Wed, 03/21/2012 – 6:44pm

LAYTON — When it comes to grooming dogs, licenses or certifications are not required, so the industry standards can vary dramatically.

One local pet groomer recently decided to complete the grueling national certifications, in hopes it would make her a better groomer.

The owner of K9 Designs by Tammy in Layton, Tammy Ellis, 41, spent months preparing for the three extensive written tests and four grooming demonstrations, where she was judged by top-level groomers.

She is now one of only a handful of groomers in the state recognized as a National Certified Master Groomer from the National Dog Groomers Association of America, the largest certification organization in the nation.

When asked why no licenses are required, Ellis said, “It’s because it’s more complicated than you can imagine. You aren’t just doing the top of their head. You are doing their whole body and you can accidently burn, cut or poke them since they’re constantly moving. It is completely different than grooming a person.”

Ellis chose to voluntary get the license to help learn how to avoid any injuries to the dogs she grooms. For those envisioning a pet groomer playing with puppies all day though, Ellis is quick to nip those thoughts in the bud.

“I wish it were like that, since it is more like occasionally dodging teeth,” said Ellis.

For her, grooming has become more than just a way to make a living; it has become a creative outlet for her since every dog cut is different.

“As I learned more about grooming, I realized there is so much more to it than meets the eye,” said Ellis, who specializes in small dogs less than 30 pounds.

“There are little tricks you can do to make the dogs look more balanced, almost like an optical illusion creating an ideal dog,” she said, referring to special cuts that can be made in certain areas to make the dog appear more symmetrical.

One of the problems for groomers is pet owners wait too long between grooming sessions.

The average duration between grooming is about four weeks for most of her clients, though some do bring in their dogs more frequently. Groomers see a big difference between dogs that come in regularly for cuts and those that only come in once a year.

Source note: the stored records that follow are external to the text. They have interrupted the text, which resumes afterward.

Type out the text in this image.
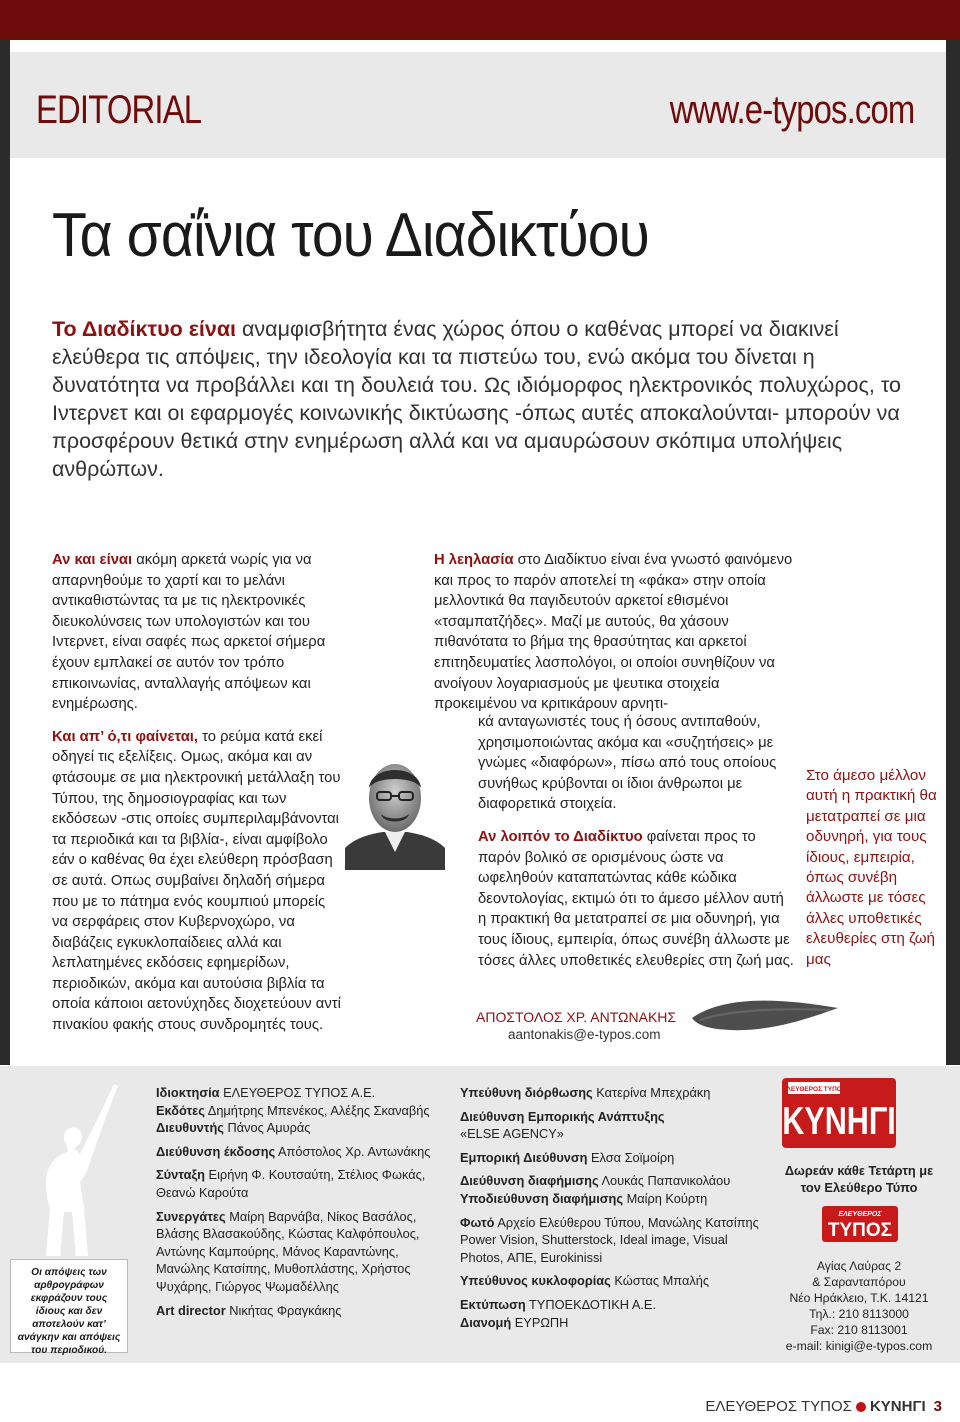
EDITORIAL	www.e-typos.com
Τα σαΐνια του Διαδικτύου
Το Διαδίκτυο είναι αναμφισβήτητα ένας χώρος όπου ο καθένας μπορεί να διακινεί ελεύθερα τις απόψεις, την ιδεολογία και τα πιστεύω του, ενώ ακόμα του δίνεται η δυνατότητα να προβάλλει και τη δουλειά του. Ως ιδιόμορφος ηλεκτρονικός πολυχώρος, το Ιντερνετ και οι εφαρμογές κοινωνικής δικτύωσης -όπως αυτές αποκαλούνται- μπορούν να προσφέρουν θετικά στην ενημέρωση αλλά και να αμαυρώσουν σκόπιμα υπολήψεις ανθρώπων.

Αν και είναι ακόμη αρκετά νωρίς για να απαρνηθούμε το χαρτί και το μελάνι αντικαθιστώντας τα με τις ηλεκτρονικές διευκολύνσεις των υπολογιστών και του Ιντερνετ, είναι σαφές πως αρκετοί σήμερα έχουν εμπλακεί σε αυτόν τον τρόπο επικοινωνίας, ανταλλαγής απόψεων και ενημέρωσης.

Και απ’ ό,τι φαίνεται, το ρεύμα κατά εκεί οδηγεί τις εξελίξεις. Ομως, ακόμα και αν φτάσουμε σε μια ηλεκτρονική μετάλλαξη του Τύπου, της δημοσιογραφίας και των εκδόσεων -στις οποίες συμπεριλαμβάνονται τα περιοδικά και τα βιβλία-, είναι αμφίβολο εάν ο καθένας θα έχει ελεύθερη πρόσβαση σε αυτά. Οπως συμβαίνει δηλαδή σήμερα που με το πάτημα ενός κουμπιού μπορείς να σερφάρεις στον Κυβερνοχώρο, να διαβάζεις εγκυκλοπαίδειες αλλά και λεπλατημένες εκδόσεις εφημερίδων, περιοδικών, ακόμα και αυτούσια βιβλία τα οποία κάποιοι αετονύχηδες διοχετεύουν αντί πινακίου φακής στους συνδρομητές τους.

Η λεηλασία στο Διαδίκτυο είναι ένα γνωστό φαινόμενο και προς το παρόν αποτελεί τη «φάκα» στην οποία μελλοντικά θα παγιδευτούν αρκετοί εθισμένοι «τσαμπατζήδες». Μαζί με αυτούς, θα χάσουν πιθανότατα το βήμα της θρασύτητας και αρκετοί επιτηδευματίες λασπολόγοι, οι οποίοι συνηθίζουν να ανοίγουν λογαριασμούς με ψευτικα στοιχεία προκειμένου να κριτικάρουν αρνητι-

κά ανταγωνιστές τους ή όσους αντιπαθούν, χρησιμοποιώντας ακόμα και «συζητήσεις» με γνώμες «διαφόρων», πίσω από τους οποίους συνήθως κρύβονται οι ίδιοι άνθρωποι με διαφορετικά στοιχεία.

Αν λοιπόν το Διαδίκτυο φαίνεται προς το παρόν βολικό σε ορισμένους ώστε να ωφεληθούν καταπατώντας κάθε κώδικα δεοντολογίας, εκτιμώ ότι το άμεσο μέλλον αυτή η πρακτική θα μετατραπεί σε μια οδυνηρή, για τους ίδιους, εμπειρία, όπως συνέβη άλλωστε με τόσες άλλες υποθετικές ελευθερίες στη ζωή μας.

Στο άμεσο μέλλον αυτή η πρακτική θα μετατραπεί σε μια οδυνηρή, για τους ίδιους, εμπειρία, όπως συνέβη άλλωστε με τόσες άλλες υποθετικές ελευθερίες στη ζωή μας
ΑΠΟΣΤΟΛΟΣ ΧΡ. ΑΝΤΩΝΑΚΗΣ
aantonakis@e-typos.com
Οι απόψεις των αρθρογράφων εκφράζουν τους ίδιους και δεν αποτελούν κατ’ ανάγκην και απόψεις του περιοδικού.
Ιδιοκτησία ΕΛΕΥΘΕΡΟΣ ΤΥΠΟΣ Α.Ε.
Εκδότες Δημήτρης Μπενέκος, Αλέξης Σκαναβής
Διευθυντής Πάνος Αμυράς
Διεύθυνση έκδοσης Απόστολος Χρ. Αντωνάκης
Σύνταξη Ειρήνη Φ. Κουτσαύτη, Στέλιος Φωκάς, Θεανώ Καρούτα
Συνεργάτες Μαίρη Βαρνάβα, Νίκος Βασάλος, Βλάσης Βλασακούδης, Κώστας Καλφόπουλος, Αντώνης Καμπούρης, Μάνος Καραντώνης, Μανώλης Κατσίπης, Μυθοπλάστης, Χρήστος Ψυχάρης, Γιώργος Ψωμαδέλλης
Art director Νικήτας Φραγκάκης
Υπεύθυνη διόρθωσης Κατερίνα Μπεχράκη
Διεύθυνση Εμπορικής Ανάπτυξης
«ELSE AGENCY»
Εμπορική Διεύθυνση Ελσα Σοϊμοίρη
Διεύθυνση διαφήμισης Λουκάς Παπανικολάου
Υποδιεύθυνση διαφήμισης Μαίρη Κούρτη
Φωτό Αρχείο Ελεύθερου Τύπου, Μανώλης Κατσίπης Power Vision, Shutterstock, Ideal image, Visual Photos, ΑΠΕ, Eurokinissi
Υπεύθυνος κυκλοφορίας Κώστας Μπαλής
Εκτύπωση ΤΥΠΟΕΚΔΟΤΙΚΗ Α.Ε.
Διανομή ΕΥΡΩΠΗ
ΕΛΕΥΘΕΡΟΣ ΤΥΠΟΣ
ΚΥΝΗΓΙ
Δωρεάν κάθε Τετάρτη με τον Ελεύθερο Τύπο
ΕΛΕΥΘΕΡΟΣ
ΤΥΠΟΣ
Αγίας Λαύρας 2
& Σαρανταπόρου
Νέο Ηράκλειο, Τ.Κ. 14121
Τηλ.: 210 8113000
Fax: 210 8113001
e-mail: kinigi@e-typos.com
ΕΛΕΥΘΕΡΟΣ ΤΥΠΟΣ ΚΥΝΗΓΙ 3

“It’s stressful for dogs to be taken from the comfort of their backyard, and get a blow dry and haircut,” said Ellis. “Dogs like that can have a really hard time being groomed.”

Ellis travels to dog grooming competitions across the nation several times a year, which helps improve her skill. She was surprised to win first place in her first competition 2 1/2 years ago in Las Vegas.

She said she has been bitten by the competition bug, but does it for her clients.

“The competitions have helped my grooming skills, and I want my dogs to look the best. So my clients benefit in the long run,” Ellis said.

Her ultimate goal is to be a member of Groom Team USA, which consists of the top 10 groomers in the country depending on their accumulated points in the national competitions throughout the year. Two years ago she was in 34th place, and has since moved up to 15th place this year.

In addition to grooming, Ellis is trained in pet CPR. Dogs can have undiagnosed conditions that may present themselves while in her care, so she wants to be prepared if one of the dogs has a seizure or stroke.

“Safety is my top priority,” said Ellis, who also takes the time to hand blow-dry the dogs, rather than using kennel dryers that can often be harmful.